One rack held only antique reproductions, olde maps drawn in different versions of the same buried treasure aesthetic, zephyrs blowing galleons across the whale-crowded sea towards jagged coastlines of indeterminate exactness. Another held maps of the oceans, great stretches of contoured blueness; in another were maps of space: the Moon, Mars, the stars.
There was also a selection of globes which were immune to the vagaries and distortions of projection. Some were actually lights, contained their own suns, glowed from within. The Moon was uniformly grey, nothing like as nice as the Earth which was greenish and deep blue. Still, it was the Moon and, as such, they felt drawn to it.
‘The Sea of Tranquillity,’ read Luke.
‘Easter Sea.’
‘Ocean of Storms.’
‘Bay of Dew.’
‘Sea of Crises.’
‘Sea of Nectar. It makes you wish there were places on Earth with names like that,’ said Nicole, but there was no disguising the fact that, names aside, the Moon was a pretty crummy place. ‘Look,’ she said. High up on one wall was a satellite photo of the Earth seen from space. Flattened out to show the entire planet, it looked exactly like a map of the world.
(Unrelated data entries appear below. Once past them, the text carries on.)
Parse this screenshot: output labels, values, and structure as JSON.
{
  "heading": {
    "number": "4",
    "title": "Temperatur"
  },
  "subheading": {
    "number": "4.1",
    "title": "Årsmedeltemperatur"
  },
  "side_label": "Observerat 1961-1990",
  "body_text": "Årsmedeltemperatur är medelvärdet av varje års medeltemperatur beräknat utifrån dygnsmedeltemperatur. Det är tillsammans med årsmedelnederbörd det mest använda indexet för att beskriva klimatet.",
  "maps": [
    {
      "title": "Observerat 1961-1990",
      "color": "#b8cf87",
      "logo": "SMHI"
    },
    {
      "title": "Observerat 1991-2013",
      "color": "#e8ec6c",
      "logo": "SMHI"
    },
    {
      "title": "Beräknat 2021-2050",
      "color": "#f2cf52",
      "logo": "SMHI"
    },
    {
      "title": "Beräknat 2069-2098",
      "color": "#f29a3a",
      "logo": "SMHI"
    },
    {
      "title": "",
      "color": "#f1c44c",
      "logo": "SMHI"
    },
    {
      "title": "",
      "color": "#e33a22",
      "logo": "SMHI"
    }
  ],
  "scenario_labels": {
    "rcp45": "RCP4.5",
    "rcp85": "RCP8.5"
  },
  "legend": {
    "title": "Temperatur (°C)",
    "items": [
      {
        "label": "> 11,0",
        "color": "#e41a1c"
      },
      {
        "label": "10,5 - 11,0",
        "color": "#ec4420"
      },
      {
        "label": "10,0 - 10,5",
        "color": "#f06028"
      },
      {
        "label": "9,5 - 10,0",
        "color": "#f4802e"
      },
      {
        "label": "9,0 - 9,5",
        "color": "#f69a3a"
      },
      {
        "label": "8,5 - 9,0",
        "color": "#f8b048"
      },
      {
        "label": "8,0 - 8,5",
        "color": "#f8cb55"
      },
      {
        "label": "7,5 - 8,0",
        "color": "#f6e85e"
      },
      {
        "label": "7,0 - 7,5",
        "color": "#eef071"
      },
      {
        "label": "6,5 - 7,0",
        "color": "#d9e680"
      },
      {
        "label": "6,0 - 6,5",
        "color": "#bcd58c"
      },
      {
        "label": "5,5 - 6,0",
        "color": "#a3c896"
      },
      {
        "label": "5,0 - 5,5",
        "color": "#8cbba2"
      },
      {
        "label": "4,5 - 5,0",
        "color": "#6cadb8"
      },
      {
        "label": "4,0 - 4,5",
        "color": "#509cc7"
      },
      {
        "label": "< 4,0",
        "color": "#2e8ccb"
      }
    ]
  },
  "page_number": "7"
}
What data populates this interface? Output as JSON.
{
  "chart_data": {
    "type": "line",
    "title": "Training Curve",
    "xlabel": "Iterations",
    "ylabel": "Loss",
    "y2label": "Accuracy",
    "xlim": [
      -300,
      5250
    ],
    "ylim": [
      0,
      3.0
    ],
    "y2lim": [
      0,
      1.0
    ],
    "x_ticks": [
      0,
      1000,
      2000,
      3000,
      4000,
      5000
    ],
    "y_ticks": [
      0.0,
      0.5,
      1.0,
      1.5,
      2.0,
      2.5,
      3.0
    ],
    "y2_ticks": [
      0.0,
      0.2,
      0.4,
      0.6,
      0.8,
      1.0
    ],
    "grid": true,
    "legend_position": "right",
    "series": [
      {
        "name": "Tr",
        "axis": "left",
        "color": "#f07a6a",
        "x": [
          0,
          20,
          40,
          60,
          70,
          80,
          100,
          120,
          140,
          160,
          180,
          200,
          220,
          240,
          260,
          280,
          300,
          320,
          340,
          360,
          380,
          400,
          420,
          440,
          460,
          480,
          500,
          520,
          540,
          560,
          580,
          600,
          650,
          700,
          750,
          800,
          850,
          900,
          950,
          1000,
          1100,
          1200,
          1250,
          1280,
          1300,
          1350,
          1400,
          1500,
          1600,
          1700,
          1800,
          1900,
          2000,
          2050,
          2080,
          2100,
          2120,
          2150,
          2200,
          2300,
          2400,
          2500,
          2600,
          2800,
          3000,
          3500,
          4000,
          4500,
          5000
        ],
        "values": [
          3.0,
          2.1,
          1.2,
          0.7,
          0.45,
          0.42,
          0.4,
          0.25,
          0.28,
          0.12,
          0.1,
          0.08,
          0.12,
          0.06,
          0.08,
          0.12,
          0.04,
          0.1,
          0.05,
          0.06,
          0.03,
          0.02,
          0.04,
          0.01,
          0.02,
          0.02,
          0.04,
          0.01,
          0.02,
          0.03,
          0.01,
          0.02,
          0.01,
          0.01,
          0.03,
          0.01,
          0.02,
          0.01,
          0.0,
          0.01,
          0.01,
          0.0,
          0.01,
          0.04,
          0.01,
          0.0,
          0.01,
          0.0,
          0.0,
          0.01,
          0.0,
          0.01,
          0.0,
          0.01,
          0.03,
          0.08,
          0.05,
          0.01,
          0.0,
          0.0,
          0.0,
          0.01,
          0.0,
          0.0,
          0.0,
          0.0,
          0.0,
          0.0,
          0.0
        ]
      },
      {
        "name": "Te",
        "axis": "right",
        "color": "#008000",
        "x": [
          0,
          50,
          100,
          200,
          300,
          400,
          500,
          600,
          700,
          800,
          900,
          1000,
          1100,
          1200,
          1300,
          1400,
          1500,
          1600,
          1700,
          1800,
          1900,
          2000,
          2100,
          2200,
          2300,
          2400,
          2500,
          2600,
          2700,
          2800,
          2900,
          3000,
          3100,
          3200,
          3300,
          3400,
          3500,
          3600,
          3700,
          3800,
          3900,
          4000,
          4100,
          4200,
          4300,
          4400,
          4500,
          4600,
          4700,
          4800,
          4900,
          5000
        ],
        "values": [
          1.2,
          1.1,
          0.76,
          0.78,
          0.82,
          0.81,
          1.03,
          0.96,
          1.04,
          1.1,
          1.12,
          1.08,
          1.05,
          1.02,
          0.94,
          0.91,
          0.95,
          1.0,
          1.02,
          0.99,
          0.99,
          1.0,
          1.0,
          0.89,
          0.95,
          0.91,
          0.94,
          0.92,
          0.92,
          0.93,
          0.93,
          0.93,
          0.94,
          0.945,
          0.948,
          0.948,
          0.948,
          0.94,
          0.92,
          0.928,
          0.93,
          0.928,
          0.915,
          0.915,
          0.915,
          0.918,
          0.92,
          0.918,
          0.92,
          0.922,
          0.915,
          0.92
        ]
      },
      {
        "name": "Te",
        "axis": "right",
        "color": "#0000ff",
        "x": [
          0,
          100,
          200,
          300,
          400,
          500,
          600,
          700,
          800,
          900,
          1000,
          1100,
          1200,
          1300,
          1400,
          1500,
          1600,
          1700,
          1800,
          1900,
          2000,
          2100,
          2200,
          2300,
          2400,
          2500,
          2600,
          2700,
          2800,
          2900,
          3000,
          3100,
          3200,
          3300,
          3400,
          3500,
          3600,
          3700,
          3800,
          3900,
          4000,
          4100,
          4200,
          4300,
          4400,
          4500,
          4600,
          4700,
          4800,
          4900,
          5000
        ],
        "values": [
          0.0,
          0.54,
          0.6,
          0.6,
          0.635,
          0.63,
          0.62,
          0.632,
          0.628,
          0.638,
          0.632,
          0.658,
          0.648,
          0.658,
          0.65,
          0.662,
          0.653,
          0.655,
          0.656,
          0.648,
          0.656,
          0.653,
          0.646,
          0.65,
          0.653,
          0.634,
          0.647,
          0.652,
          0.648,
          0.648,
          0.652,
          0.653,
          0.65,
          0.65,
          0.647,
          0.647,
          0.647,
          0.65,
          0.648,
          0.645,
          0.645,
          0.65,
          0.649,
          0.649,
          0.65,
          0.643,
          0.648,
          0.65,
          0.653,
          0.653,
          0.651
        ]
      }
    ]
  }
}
‘That’s the only thing the Moon’s got going for it, really,’ said Luke. ‘You get a great view of the Earth.’
‘It’s the best planet, isn’t it? We’re so lucky to live on it.’
‘None of the others come within a million miles of it.’
They had succeeded in putting the afternoon in a massive, dwarfing context. Re-entering the earth’s atmosphere, they went down to the basement where the maps of individual countries were kept, maps showing regions within a country, states and counties, folded street plans of crowded cities — London, Rome, New York, Cairo, Moscow — that showed every avenue and street, every cul de sac and alley of the city they were in. There was even a diagram, on the wall, of the shop itself, a map of maps with a red arrow saying, ‘You Are Here.’
‘I feel better able to face the world,’ said Luke. Better able, he meant, to face the journey home — not the Ancient Egypt section of one of the city’s daunting museums.